The current reality that you dislike (ineffective strategies, a disconnect with culture, or a poor ministry model) should stimulate you to change. It should spark a deep dissatisfaction in your soul. But your current reality is not the substance of your vision. Substance isn’t what your church won’t be; substance is what your church will be. If the substance of your vision is to not be something, then your vision has no life and it will lead you to make decisions for the simple sake of rebelling against what was.
So how do you ensure that your vision is more about “will do” substance rather than a never-ending list of “won’t dos?” Here are three keys to consider:
1. Infuse Time in the Vision Birthing Process – Recently I was in a discussion with a group of leaders who were wrestling with their organization’s vision. In an effort to help the discussion, I pitched an “example” of vision to the group. A surge of positive emotion erupted as the group tried to figure out how to adopt the vision I presented as their own. Concerned about where things were heading, I cautioned the group, reminding them that you can’t turn someone else’s vision into your own. You have to wrestle with it for days, weeks, even months. Visions with “will do” substance are born amidst a dissatisfaction with the status quo, meet a need or solve a problem, and are cultivated in deep times of prayer and reflection.
2. Cast the Vision with Compelling Clarity – Simple is better when it comes to vision. At the same time, the vision can’t be a cliché that comes across hokey or insincere. Visions with substance are clear and compelling—like Nehemiah’s vision in the Old Testament. Nehemiah’s vision to rebuild the wall around Jerusalem was extremely clear…anyone could understand it. But it was also compelling. It was a symbol of hope and dignity. By casting your vision with compelling clarity, you provide hope-filled substance of a brighter tomorrow.
3. Respond to “Don’t” Questions with “Do” Answers – Nehemiah’s story is also a stark reminder that vision attracts critics. So if you want your vision to stay focused on “will do” rather than “won’t do,” choose a “will do” response to the critics. When people ask you, “Why don’t we do (fill in the blank)?” answer them with vision, “Because we do…” You can honor the past, but be loyal to the future. Respond to “don’t” questions with “do” answers.
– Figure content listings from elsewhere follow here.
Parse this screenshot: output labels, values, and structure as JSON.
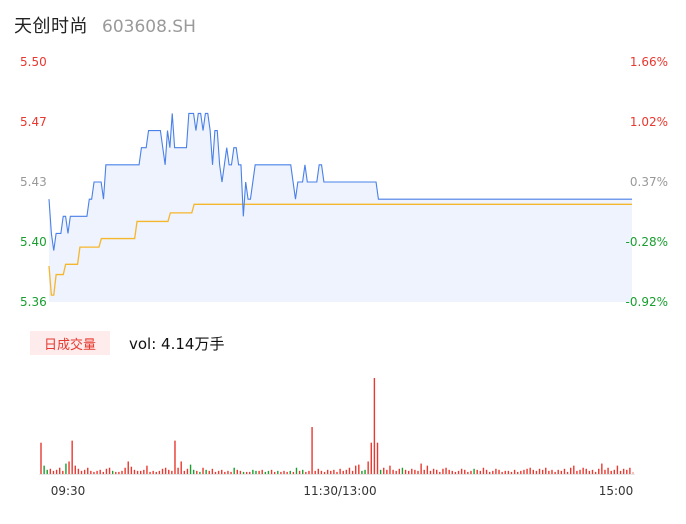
{
  "header": {
    "name": "天创时尚",
    "code": "603608.SH"
  },
  "volume_panel": {
    "tab_label": "日成交量",
    "vol_label": "vol: 4.14万手"
  },
  "colors": {
    "price_line": "#4a80e8",
    "avg_line": "#f5b62c",
    "up": "#e8382f",
    "down": "#1a9e2f",
    "flat": "#999999",
    "area_fill": "#eef3fd"
  },
  "chart_data": [
    {
      "type": "line",
      "title": "",
      "y_left_ticks": [
        "5.50",
        "5.47",
        "5.43",
        "5.40",
        "5.36"
      ],
      "y_right_ticks": [
        "1.66%",
        "1.02%",
        "0.37%",
        "-0.28%",
        "-0.92%"
      ],
      "ylim": [
        5.36,
        5.5
      ],
      "series": [
        {
          "values": [
            5.42,
            5.4,
            5.39,
            5.4,
            5.4,
            5.4,
            5.41,
            5.41,
            5.4,
            5.41,
            5.41,
            5.41,
            5.41,
            5.41,
            5.41,
            5.41,
            5.41,
            5.42,
            5.42,
            5.43,
            5.43,
            5.43,
            5.43,
            5.42,
            5.44,
            5.44,
            5.44,
            5.44,
            5.44,
            5.44,
            5.44,
            5.44,
            5.44,
            5.44,
            5.44,
            5.44,
            5.44,
            5.44,
            5.44,
            5.45,
            5.45,
            5.45,
            5.46,
            5.46,
            5.46,
            5.46,
            5.46,
            5.46,
            5.45,
            5.44,
            5.46,
            5.45,
            5.47,
            5.45,
            5.45,
            5.45,
            5.45,
            5.45,
            5.45,
            5.47,
            5.47,
            5.47,
            5.46,
            5.47,
            5.47,
            5.46,
            5.47,
            5.47,
            5.46,
            5.44,
            5.46,
            5.46,
            5.44,
            5.43,
            5.44,
            5.45,
            5.44,
            5.44,
            5.45,
            5.45,
            5.44,
            5.44,
            5.41,
            5.43,
            5.42,
            5.42,
            5.43,
            5.44,
            5.44,
            5.44,
            5.44,
            5.44,
            5.44,
            5.44,
            5.44,
            5.44,
            5.44,
            5.44,
            5.44,
            5.44,
            5.44,
            5.44,
            5.44,
            5.43,
            5.42,
            5.43,
            5.43,
            5.43,
            5.44,
            5.43,
            5.43,
            5.43,
            5.43,
            5.43,
            5.44,
            5.44,
            5.43,
            5.43,
            5.43,
            5.43,
            5.43,
            5.43,
            5.43,
            5.43,
            5.43,
            5.43,
            5.43,
            5.43,
            5.43,
            5.43,
            5.43,
            5.43,
            5.43,
            5.43,
            5.43,
            5.43,
            5.43,
            5.43,
            5.43,
            5.42,
            5.42,
            5.42,
            5.42,
            5.42,
            5.42,
            5.42,
            5.42,
            5.42,
            5.42,
            5.42,
            5.42,
            5.42,
            5.42,
            5.42,
            5.42,
            5.42,
            5.42,
            5.42,
            5.42,
            5.42,
            5.42,
            5.42,
            5.42,
            5.42,
            5.42,
            5.42,
            5.42,
            5.42,
            5.42,
            5.42,
            5.42,
            5.42,
            5.42,
            5.42,
            5.42,
            5.42,
            5.42,
            5.42,
            5.42,
            5.42,
            5.42,
            5.42,
            5.42,
            5.42,
            5.42,
            5.42,
            5.42,
            5.42,
            5.42,
            5.42,
            5.42,
            5.42,
            5.42,
            5.42,
            5.42,
            5.42,
            5.42,
            5.42,
            5.42,
            5.42,
            5.42,
            5.42,
            5.42,
            5.42,
            5.42,
            5.42,
            5.42,
            5.42,
            5.42,
            5.42,
            5.42,
            5.42,
            5.42,
            5.42,
            5.42,
            5.42,
            5.42,
            5.42,
            5.42,
            5.42,
            5.42,
            5.42,
            5.42,
            5.42,
            5.42,
            5.42,
            5.42,
            5.42,
            5.42,
            5.42,
            5.42,
            5.42,
            5.42,
            5.42,
            5.42,
            5.42,
            5.42,
            5.42,
            5.42,
            5.42,
            5.42,
            5.42,
            5.42,
            5.42,
            5.42,
            5.42,
            5.42
          ]
        },
        {
          "values": [
            5.381,
            5.364,
            5.364,
            5.376,
            5.376,
            5.376,
            5.376,
            5.382,
            5.382,
            5.382,
            5.382,
            5.382,
            5.382,
            5.392,
            5.392,
            5.392,
            5.392,
            5.392,
            5.392,
            5.392,
            5.392,
            5.392,
            5.397,
            5.397,
            5.397,
            5.397,
            5.397,
            5.397,
            5.397,
            5.397,
            5.397,
            5.397,
            5.397,
            5.397,
            5.397,
            5.397,
            5.397,
            5.407,
            5.407,
            5.407,
            5.407,
            5.407,
            5.407,
            5.407,
            5.407,
            5.407,
            5.407,
            5.407,
            5.407,
            5.407,
            5.407,
            5.412,
            5.412,
            5.412,
            5.412,
            5.412,
            5.412,
            5.412,
            5.412,
            5.412,
            5.412,
            5.417,
            5.417,
            5.417,
            5.417,
            5.417,
            5.417,
            5.417,
            5.417,
            5.417,
            5.417,
            5.417,
            5.417,
            5.417,
            5.417,
            5.417,
            5.417,
            5.417,
            5.417,
            5.417,
            5.417,
            5.417,
            5.417,
            5.417,
            5.417,
            5.417,
            5.417,
            5.417,
            5.417,
            5.417,
            5.417,
            5.417,
            5.417,
            5.417,
            5.417,
            5.417,
            5.417,
            5.417,
            5.417,
            5.417,
            5.417,
            5.417,
            5.417,
            5.417,
            5.417,
            5.417,
            5.417,
            5.417,
            5.417,
            5.417,
            5.417,
            5.417,
            5.417,
            5.417,
            5.417,
            5.417,
            5.417,
            5.417,
            5.417,
            5.417,
            5.417,
            5.417,
            5.417,
            5.417,
            5.417,
            5.417,
            5.417,
            5.417,
            5.417,
            5.417,
            5.417,
            5.417,
            5.417,
            5.417,
            5.417,
            5.417,
            5.417,
            5.417,
            5.417,
            5.417,
            5.417,
            5.417,
            5.417,
            5.417,
            5.417,
            5.417,
            5.417,
            5.417,
            5.417,
            5.417,
            5.417,
            5.417,
            5.417,
            5.417,
            5.417,
            5.417,
            5.417,
            5.417,
            5.417,
            5.417,
            5.417,
            5.417,
            5.417,
            5.417,
            5.417,
            5.417,
            5.417,
            5.417,
            5.417,
            5.417,
            5.417,
            5.417,
            5.417,
            5.417,
            5.417,
            5.417,
            5.417,
            5.417,
            5.417,
            5.417,
            5.417,
            5.417,
            5.417,
            5.417,
            5.417,
            5.417,
            5.417,
            5.417,
            5.417,
            5.417,
            5.417,
            5.417,
            5.417,
            5.417,
            5.417,
            5.417,
            5.417,
            5.417,
            5.417,
            5.417,
            5.417,
            5.417,
            5.417,
            5.417,
            5.417,
            5.417,
            5.417,
            5.417,
            5.417,
            5.417,
            5.417,
            5.417,
            5.417,
            5.417,
            5.417,
            5.417,
            5.417,
            5.417,
            5.417,
            5.417,
            5.417,
            5.417,
            5.417,
            5.417,
            5.417,
            5.417,
            5.417,
            5.417,
            5.417,
            5.417,
            5.417,
            5.417,
            5.417,
            5.417,
            5.417,
            5.417,
            5.417,
            5.417,
            5.417,
            5.417,
            5.417,
            5.417,
            5.417,
            5.417,
            5.417,
            5.417
          ]
        }
      ]
    },
    {
      "type": "bar",
      "title": "",
      "x_ticks": [
        "09:30",
        "11:30/13:00",
        "15:00"
      ],
      "series": [
        {
          "values": [
            30,
            8,
            4,
            5,
            3,
            4,
            6,
            3,
            10,
            12,
            32,
            8,
            5,
            3,
            4,
            6,
            3,
            2,
            3,
            4,
            2,
            5,
            6,
            3,
            2,
            2,
            3,
            6,
            12,
            7,
            4,
            3,
            3,
            4,
            8,
            2,
            3,
            2,
            3,
            5,
            6,
            4,
            3,
            32,
            6,
            12,
            3,
            5,
            9,
            4,
            3,
            2,
            6,
            4,
            3,
            5,
            2,
            3,
            4,
            2,
            3,
            2,
            6,
            4,
            3,
            2,
            2,
            2,
            4,
            3,
            3,
            4,
            2,
            3,
            4,
            2,
            3,
            2,
            3,
            2,
            3,
            2,
            6,
            3,
            4,
            2,
            3,
            45,
            3,
            5,
            3,
            2,
            4,
            3,
            4,
            2,
            5,
            3,
            4,
            6,
            3,
            8,
            9,
            3,
            4,
            12,
            30,
            92,
            30,
            4,
            6,
            4,
            8,
            4,
            3,
            5,
            6,
            4,
            3,
            5,
            4,
            3,
            10,
            4,
            8,
            3,
            5,
            4,
            2,
            5,
            6,
            4,
            3,
            2,
            3,
            5,
            4,
            2,
            3,
            5,
            4,
            3,
            6,
            4,
            2,
            3,
            5,
            4,
            2,
            3,
            3,
            2,
            4,
            2,
            3,
            4,
            5,
            6,
            4,
            3,
            5,
            4,
            6,
            3,
            4,
            2,
            4,
            3,
            5,
            2,
            6,
            8,
            3,
            4,
            6,
            5,
            3,
            4,
            2,
            5,
            10,
            4,
            6,
            3,
            4,
            8,
            3,
            5,
            4,
            6,
            2
          ]
        }
      ]
    }
  ]
}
If your vision only describes what your church won’t do, then you’re only creating another consumer brand version of church. If your organization’s vision is all about what it won’t be, then you haven’t defined why customers should purchase your product. Refocus on the “will do”—that’s the substance of vision.
Question: Does your vision focus more on “Will Do” or “Won’t Do?” What does a vision with substance look like, feel like, and sound like?